Efficient In Situ Sulfuration Process in Hydrothermally Deposited Sb2S3 Absorber Layers

Sulfuration plays a decisive role in enhancing crystal growth and passivate defects in the fabrication of high-efficiency metal-sulfide solar cells. However, the traditional sulfuration process always suffers from high-price professional equipment, tedious processes, low activity of S, or high toxicity of H2S. Here, we develop a desired in situ sulfuration by introducing tartaric acid additive into the hydrothermal deposition process of Sb2S3. Tartaric acid, sodium thiosulfate, and potassium antimony tartaric can form Sb2Sx-contained (x > 3) as-prepared films.
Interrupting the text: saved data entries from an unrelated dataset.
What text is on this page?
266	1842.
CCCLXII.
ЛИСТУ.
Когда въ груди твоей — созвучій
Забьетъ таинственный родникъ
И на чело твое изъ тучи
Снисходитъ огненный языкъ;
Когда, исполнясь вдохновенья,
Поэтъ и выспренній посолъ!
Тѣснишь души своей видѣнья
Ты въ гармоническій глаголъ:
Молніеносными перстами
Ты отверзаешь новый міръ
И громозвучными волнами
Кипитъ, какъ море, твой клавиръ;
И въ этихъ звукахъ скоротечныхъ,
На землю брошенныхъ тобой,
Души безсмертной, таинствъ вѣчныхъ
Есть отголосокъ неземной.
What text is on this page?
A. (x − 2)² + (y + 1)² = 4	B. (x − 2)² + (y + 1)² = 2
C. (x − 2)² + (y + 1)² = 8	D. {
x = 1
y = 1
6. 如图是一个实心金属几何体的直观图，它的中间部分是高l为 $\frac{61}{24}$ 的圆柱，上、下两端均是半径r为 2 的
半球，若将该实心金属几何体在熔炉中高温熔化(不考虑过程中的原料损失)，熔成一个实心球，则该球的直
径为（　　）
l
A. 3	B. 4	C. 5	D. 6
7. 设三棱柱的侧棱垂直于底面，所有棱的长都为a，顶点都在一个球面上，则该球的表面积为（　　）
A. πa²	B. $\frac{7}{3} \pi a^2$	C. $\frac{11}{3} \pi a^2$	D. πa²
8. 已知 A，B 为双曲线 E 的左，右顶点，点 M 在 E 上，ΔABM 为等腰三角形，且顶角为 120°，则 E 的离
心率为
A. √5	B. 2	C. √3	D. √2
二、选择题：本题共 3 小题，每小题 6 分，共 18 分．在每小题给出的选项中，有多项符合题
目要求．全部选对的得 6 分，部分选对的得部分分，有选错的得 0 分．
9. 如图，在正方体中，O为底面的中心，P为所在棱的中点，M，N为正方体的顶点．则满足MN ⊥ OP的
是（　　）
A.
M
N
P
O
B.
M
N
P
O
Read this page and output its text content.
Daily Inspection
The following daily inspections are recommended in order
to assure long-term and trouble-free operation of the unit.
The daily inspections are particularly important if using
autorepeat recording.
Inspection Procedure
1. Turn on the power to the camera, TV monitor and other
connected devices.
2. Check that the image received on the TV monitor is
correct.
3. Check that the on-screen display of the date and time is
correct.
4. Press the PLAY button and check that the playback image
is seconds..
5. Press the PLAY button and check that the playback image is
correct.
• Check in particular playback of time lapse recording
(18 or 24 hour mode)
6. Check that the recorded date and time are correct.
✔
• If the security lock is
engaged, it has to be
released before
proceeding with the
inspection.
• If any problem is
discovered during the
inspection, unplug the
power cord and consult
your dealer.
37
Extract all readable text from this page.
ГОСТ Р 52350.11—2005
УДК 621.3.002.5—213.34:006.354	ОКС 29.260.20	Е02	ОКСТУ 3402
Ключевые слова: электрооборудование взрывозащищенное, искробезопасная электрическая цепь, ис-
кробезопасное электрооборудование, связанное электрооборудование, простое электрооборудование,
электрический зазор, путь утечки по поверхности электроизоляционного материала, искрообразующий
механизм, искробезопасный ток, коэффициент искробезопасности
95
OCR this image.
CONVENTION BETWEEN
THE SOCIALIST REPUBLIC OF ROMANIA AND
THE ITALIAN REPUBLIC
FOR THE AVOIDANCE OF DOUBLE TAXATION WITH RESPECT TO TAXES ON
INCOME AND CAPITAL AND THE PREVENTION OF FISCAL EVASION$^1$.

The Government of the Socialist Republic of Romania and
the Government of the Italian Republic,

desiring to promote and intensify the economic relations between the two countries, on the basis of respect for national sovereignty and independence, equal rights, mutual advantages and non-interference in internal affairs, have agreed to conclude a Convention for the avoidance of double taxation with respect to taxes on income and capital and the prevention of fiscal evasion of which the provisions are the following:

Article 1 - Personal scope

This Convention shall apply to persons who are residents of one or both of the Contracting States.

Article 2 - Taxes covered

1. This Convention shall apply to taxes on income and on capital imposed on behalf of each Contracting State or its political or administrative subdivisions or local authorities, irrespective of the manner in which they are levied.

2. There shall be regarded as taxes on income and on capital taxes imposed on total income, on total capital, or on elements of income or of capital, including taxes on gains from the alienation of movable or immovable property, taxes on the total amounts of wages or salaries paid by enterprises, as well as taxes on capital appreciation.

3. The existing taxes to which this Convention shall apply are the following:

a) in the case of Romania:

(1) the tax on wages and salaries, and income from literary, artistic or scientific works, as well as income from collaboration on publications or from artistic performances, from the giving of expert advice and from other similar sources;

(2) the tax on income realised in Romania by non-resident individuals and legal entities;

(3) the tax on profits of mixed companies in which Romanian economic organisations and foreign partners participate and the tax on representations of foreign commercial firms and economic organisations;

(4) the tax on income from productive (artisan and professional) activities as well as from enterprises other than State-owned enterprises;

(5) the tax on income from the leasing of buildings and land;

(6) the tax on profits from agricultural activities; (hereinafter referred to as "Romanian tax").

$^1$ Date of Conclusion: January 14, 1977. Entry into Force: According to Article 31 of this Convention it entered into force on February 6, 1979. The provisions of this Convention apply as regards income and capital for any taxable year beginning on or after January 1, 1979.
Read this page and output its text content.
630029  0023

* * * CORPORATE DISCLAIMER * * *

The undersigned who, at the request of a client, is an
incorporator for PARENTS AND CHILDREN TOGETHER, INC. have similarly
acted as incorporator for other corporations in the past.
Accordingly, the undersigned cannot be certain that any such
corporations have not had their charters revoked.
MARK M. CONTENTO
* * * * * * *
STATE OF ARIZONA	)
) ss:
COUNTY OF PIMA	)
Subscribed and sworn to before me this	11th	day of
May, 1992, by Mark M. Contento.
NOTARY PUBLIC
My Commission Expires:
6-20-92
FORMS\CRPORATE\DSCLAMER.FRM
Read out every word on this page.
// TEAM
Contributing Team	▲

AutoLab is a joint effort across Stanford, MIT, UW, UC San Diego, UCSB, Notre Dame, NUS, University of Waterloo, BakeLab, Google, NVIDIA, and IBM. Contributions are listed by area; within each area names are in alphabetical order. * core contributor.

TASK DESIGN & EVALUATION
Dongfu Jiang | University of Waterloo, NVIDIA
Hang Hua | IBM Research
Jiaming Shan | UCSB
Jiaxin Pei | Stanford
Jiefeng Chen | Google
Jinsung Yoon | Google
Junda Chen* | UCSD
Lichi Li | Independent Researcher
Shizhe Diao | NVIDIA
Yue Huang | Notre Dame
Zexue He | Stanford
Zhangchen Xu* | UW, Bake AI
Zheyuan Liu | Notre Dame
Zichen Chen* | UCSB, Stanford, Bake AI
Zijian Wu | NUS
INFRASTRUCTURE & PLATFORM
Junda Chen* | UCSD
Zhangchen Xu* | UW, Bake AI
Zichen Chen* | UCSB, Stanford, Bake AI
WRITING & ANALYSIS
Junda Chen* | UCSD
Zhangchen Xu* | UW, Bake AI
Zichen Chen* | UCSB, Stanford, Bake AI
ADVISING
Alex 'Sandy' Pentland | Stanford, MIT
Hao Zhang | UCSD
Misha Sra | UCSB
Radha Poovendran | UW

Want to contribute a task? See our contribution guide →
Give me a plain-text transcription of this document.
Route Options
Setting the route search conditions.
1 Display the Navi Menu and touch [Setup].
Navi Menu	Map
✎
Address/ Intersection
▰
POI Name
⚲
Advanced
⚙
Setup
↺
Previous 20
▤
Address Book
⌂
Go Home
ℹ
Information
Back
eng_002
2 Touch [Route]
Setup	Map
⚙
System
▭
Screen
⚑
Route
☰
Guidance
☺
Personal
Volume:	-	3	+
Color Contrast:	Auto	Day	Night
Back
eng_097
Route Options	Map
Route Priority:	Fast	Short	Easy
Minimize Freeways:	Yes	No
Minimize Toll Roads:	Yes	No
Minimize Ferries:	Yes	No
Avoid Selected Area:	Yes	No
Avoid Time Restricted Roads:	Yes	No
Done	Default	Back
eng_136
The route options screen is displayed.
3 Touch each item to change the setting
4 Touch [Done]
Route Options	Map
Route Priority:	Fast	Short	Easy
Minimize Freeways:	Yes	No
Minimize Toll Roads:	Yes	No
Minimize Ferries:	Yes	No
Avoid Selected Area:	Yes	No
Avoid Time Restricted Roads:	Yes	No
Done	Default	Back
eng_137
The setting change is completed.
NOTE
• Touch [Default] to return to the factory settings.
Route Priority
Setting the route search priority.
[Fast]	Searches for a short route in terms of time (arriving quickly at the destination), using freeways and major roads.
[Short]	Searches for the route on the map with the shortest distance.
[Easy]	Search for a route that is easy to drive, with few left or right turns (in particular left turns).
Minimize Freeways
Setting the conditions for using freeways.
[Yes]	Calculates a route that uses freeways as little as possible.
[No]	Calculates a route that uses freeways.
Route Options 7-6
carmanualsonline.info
Encouragingly, the annealing becomes an inspiring in situ sulfuration process, which can obtain a more compact absorber layer. In addition, the crystallinity and defect property of the Sb2S3 film are also improved significantly. Finally, we achieve a high-performance Sb2S3 solar cell with a power conversion efficiency of 6.31%, which shows an encouraging enhancement of similar to 15% compared with the traditional hydrothermal process. This study provides an innovative way to prepare high-efficiency Sb2S3 solar cells and provides a desirable guide to realize the in situ sulfuration process.

Automated summary

In this study, a new in situ sulfuration method was developed to prepare high-efficiency Sb2S3 solar cells by introducing tartaric acid additive into the hydrothermal deposition process. This method not only simplifies the sulfuration process, but also improves the crystallinity and defect property of the film.